Pi Day! Yum. Yum. (And the math is awesome, too!)
If I had a nickel for every time I heard a high school classmate say, “I don’t understand why I have to study geometry, I’m never going to use that stuff in real life,” I’d be a wealthy woman today.
Especially when you consider how that nickel would have grown due to the compound interest accrued over the many years since my high school graduation.
But this not a story about exponential functions (like compound interest), this is a story about pi, that irrational, infinite number we celebrate every year on March 14, or Pi Day. That’s when the date, 3-14, looks like 3.14, the first three digits in math’s most famous number.
Pi is the ratio of the circumference of a circle to its diameter.
At Denver Water, pi is embedded in the work done every day to get water from the mountain streams to city taps, from figuring out the best size of the pipe needed to deliver water to designing a round storage tank.
As a Greek letter, pi looks like π. Using digits, it starts out like this: 3.14159.
But that’s the short version. Pi has been calculated to more than 1 trillion digits beyond the decimal point.
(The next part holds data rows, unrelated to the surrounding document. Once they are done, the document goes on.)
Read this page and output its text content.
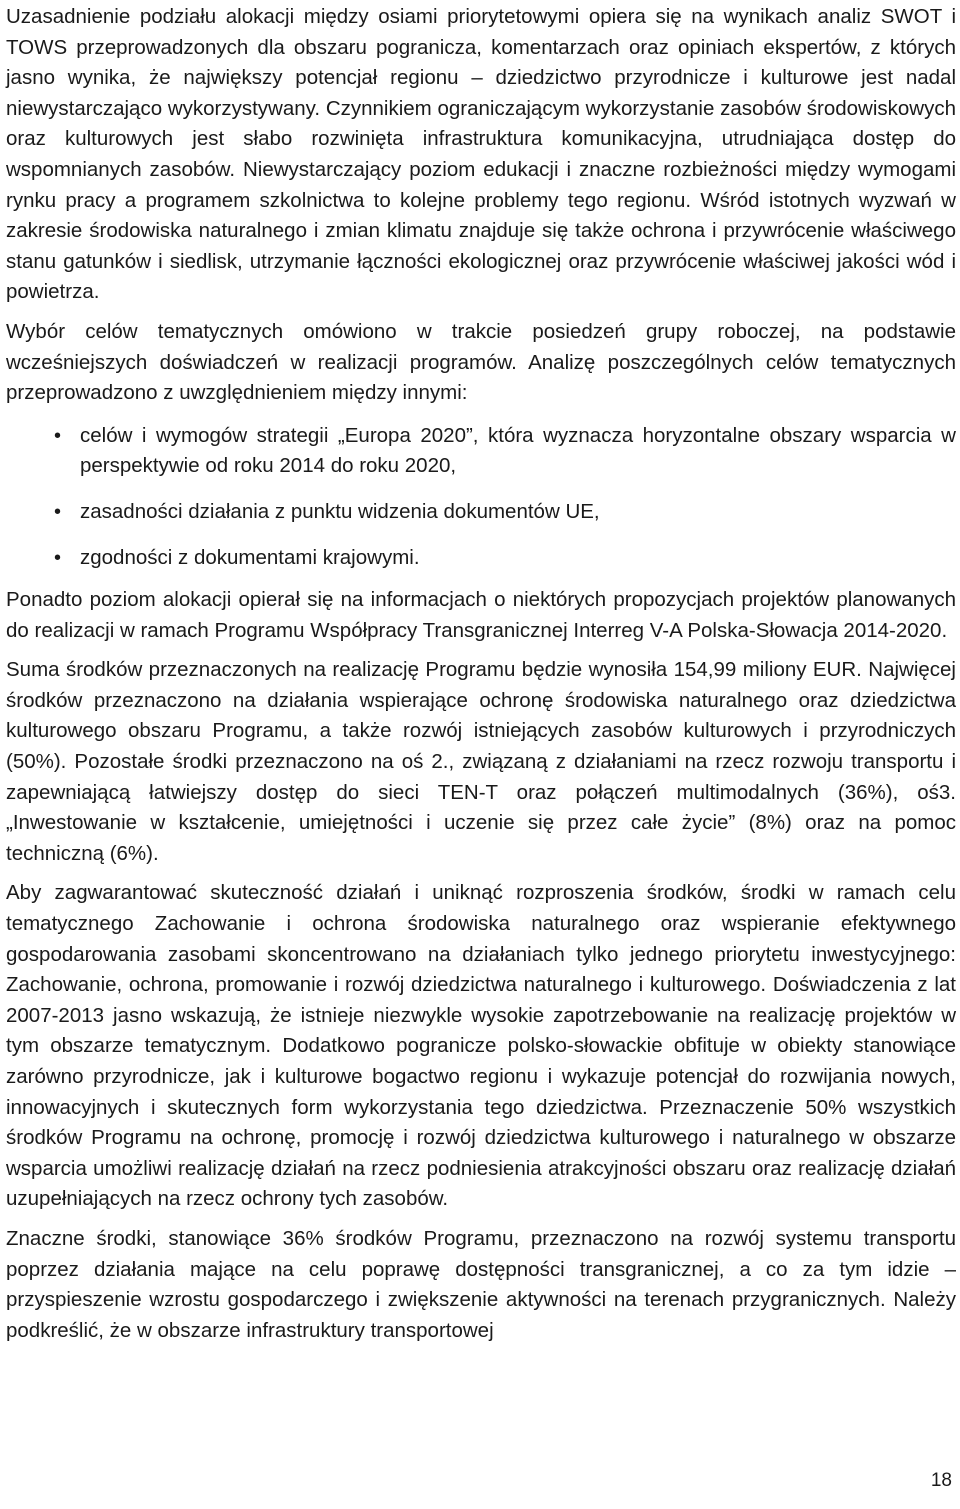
Uzasadnienie podziału alokacji między osiami priorytetowymi opiera się na wynikach analiz SWOT i TOWS przeprowadzonych dla obszaru pogranicza, komentarzach oraz opiniach ekspertów, z których jasno wynika, że największy potencjał regionu – dziedzictwo przyrodnicze i kulturowe jest nadal niewystarczająco wykorzystywany. Czynnikiem ograniczającym wykorzystanie zasobów środowiskowych oraz kulturowych jest słabo rozwinięta infrastruktura komunikacyjna, utrudniająca dostęp do wspomnianych zasobów. Niewystarczający poziom edukacji i znaczne rozbieżności między wymogami rynku pracy a programem szkolnictwa to kolejne problemy tego regionu. Wśród istotnych wyzwań w zakresie środowiska naturalnego i zmian klimatu znajduje się także ochrona i przywrócenie właściwego stanu gatunków i siedlisk, utrzymanie łączności ekologicznej oraz przywrócenie właściwej jakości wód i powietrza.

Wybór celów tematycznych omówiono w trakcie posiedzeń grupy roboczej, na podstawie wcześniejszych doświadczeń w realizacji programów. Analizę poszczególnych celów tematycznych przeprowadzono z uwzględnieniem między innymi:

• celów i wymogów strategii „Europa 2020”, która wyznacza horyzontalne obszary wsparcia w perspektywie od roku 2014 do roku 2020,
• zasadności działania z punktu widzenia dokumentów UE,
• zgodności z dokumentami krajowymi.

Ponadto poziom alokacji opierał się na informacjach o niektórych propozycjach projektów planowanych do realizacji w ramach Programu Współpracy Transgranicznej Interreg V-A Polska-Słowacja 2014-2020.

Suma środków przeznaczonych na realizację Programu będzie wynosiła 154,99 miliony EUR. Najwięcej środków przeznaczono na działania wspierające ochronę środowiska naturalnego oraz dziedzictwa kulturowego obszaru Programu, a także rozwój istniejących zasobów kulturowych i przyrodniczych (50%). Pozostałe środki przeznaczono na oś 2., związaną z działaniami na rzecz rozwoju transportu i zapewniającą łatwiejszy dostęp do sieci TEN-T oraz połączeń multimodalnych (36%), oś3. „Inwestowanie w kształcenie, umiejętności i uczenie się przez całe życie” (8%) oraz na pomoc techniczną (6%).

Aby zagwarantować skuteczność działań i uniknąć rozproszenia środków, środki w ramach celu tematycznego Zachowanie i ochrona środowiska naturalnego oraz wspieranie efektywnego gospodarowania zasobami skoncentrowano na działaniach tylko jednego priorytetu inwestycyjnego: Zachowanie, ochrona, promowanie i rozwój dziedzictwa naturalnego i kulturowego. Doświadczenia z lat 2007-2013 jasno wskazują, że istnieje niezwykle wysokie zapotrzebowanie na realizację projektów w tym obszarze tematycznym. Dodatkowo pogranicze polsko-słowackie obfituje w obiekty stanowiące zarówno przyrodnicze, jak i kulturowe bogactwo regionu i wykazuje potencjał do rozwijania nowych, innowacyjnych i skutecznych form wykorzystania tego dziedzictwa. Przeznaczenie 50% wszystkich środków Programu na ochronę, promocję i rozwój dziedzictwa kulturowego i naturalnego w obszarze wsparcia umożliwi realizację działań na rzecz podniesienia atrakcyjności obszaru oraz realizację działań uzupełniających na rzecz ochrony tych zasobów.

Znaczne środki, stanowiące 36% środków Programu, przeznaczono na rozwój systemu transportu poprzez działania mające na celu poprawę dostępności transgranicznej, a co za tym idzie – przyspieszenie wzrostu gospodarczego i zwiększenie aktywności na terenach przygranicznych. Należy podkreślić, że w obszarze infrastruktury transportowej

18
As what’s called an irrational and transcendental number, it will continue infinitely without repetition or pattern.
So, in honor of the mighty Greek symbol π here are some examples of how pi is used at Denver Water.
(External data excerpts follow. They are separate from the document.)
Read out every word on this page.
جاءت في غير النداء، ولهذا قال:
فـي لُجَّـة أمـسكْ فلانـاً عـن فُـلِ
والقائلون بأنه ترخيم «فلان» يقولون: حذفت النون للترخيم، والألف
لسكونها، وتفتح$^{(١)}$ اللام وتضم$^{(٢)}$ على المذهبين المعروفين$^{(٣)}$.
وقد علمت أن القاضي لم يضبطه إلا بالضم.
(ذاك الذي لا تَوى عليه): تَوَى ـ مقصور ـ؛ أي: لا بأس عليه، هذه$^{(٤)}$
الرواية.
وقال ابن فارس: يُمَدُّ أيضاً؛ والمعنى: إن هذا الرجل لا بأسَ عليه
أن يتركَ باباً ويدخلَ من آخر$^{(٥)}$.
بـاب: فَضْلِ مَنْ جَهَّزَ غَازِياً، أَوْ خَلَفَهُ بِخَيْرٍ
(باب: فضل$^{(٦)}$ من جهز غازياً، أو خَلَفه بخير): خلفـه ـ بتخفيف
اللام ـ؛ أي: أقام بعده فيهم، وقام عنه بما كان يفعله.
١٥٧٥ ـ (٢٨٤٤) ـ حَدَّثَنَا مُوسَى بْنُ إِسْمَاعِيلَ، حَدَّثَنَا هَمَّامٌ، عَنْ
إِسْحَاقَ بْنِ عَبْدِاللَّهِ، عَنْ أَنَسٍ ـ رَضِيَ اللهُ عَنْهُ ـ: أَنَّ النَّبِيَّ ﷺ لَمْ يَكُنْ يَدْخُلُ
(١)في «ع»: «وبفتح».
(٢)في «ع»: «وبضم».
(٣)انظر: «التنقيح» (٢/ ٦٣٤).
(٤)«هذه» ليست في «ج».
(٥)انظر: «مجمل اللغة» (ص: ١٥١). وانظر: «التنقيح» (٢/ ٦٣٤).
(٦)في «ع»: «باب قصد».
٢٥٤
Determining the area of a pipe
Denver Water uses pi to calculate the cross-sectional area of the pipes in its system.
A cross section is the shape you get when you cut straight through an object. So, the cross section of a round pipe is a circle. The formula to determine the area of a circle is A=πr².
Knowing the area of a pipe in our system is fundamental to determining how much water a pipe can deliver.
Determining the delivery capacity of a pipe
Pi is also used to calculate the delivery capacity of each pipe in our system, or how much water can pass through a pipe.
Denver Water follows engineering standards that set the maximum velocity — the speed at which water moves — for pipes based on diameter. This formula is also pi based: Q=AV=πr²V (V is velocity).
Additionally, Denver Water uses this calculation to estimate how much water is used during, which are done to eliminate stagnant water and maintain high water quality standards, and how much water has spilled if a pipe breaks.
Determining storage tank volume
Denver Water also uses pi to calculate the volume of the circular storage tanks in our distribution system.
The volume of a round storage tank is calculated by taking the area of the circle multiplied by the height of the tank. The equation for this is V=πr²h (V stands for volume and h stands for height). Storage tanks in Denver Water’s system range from 167.5 feet in diameter to 370 feet.
Whether you participate in Pi Day celebrations with pie baking contests or reciting digits of pi from memory, we hope you also raise a glass of water to the power of pi in our daily lives.
And maybe, while you’re at it, calculate the cross-sectional area and volume of the glass in your hand.
And to high school students everywhere, know that what you learn today is indeed useful in real life, particularly in exciting and fulfilling careers in water operations like Denver Water.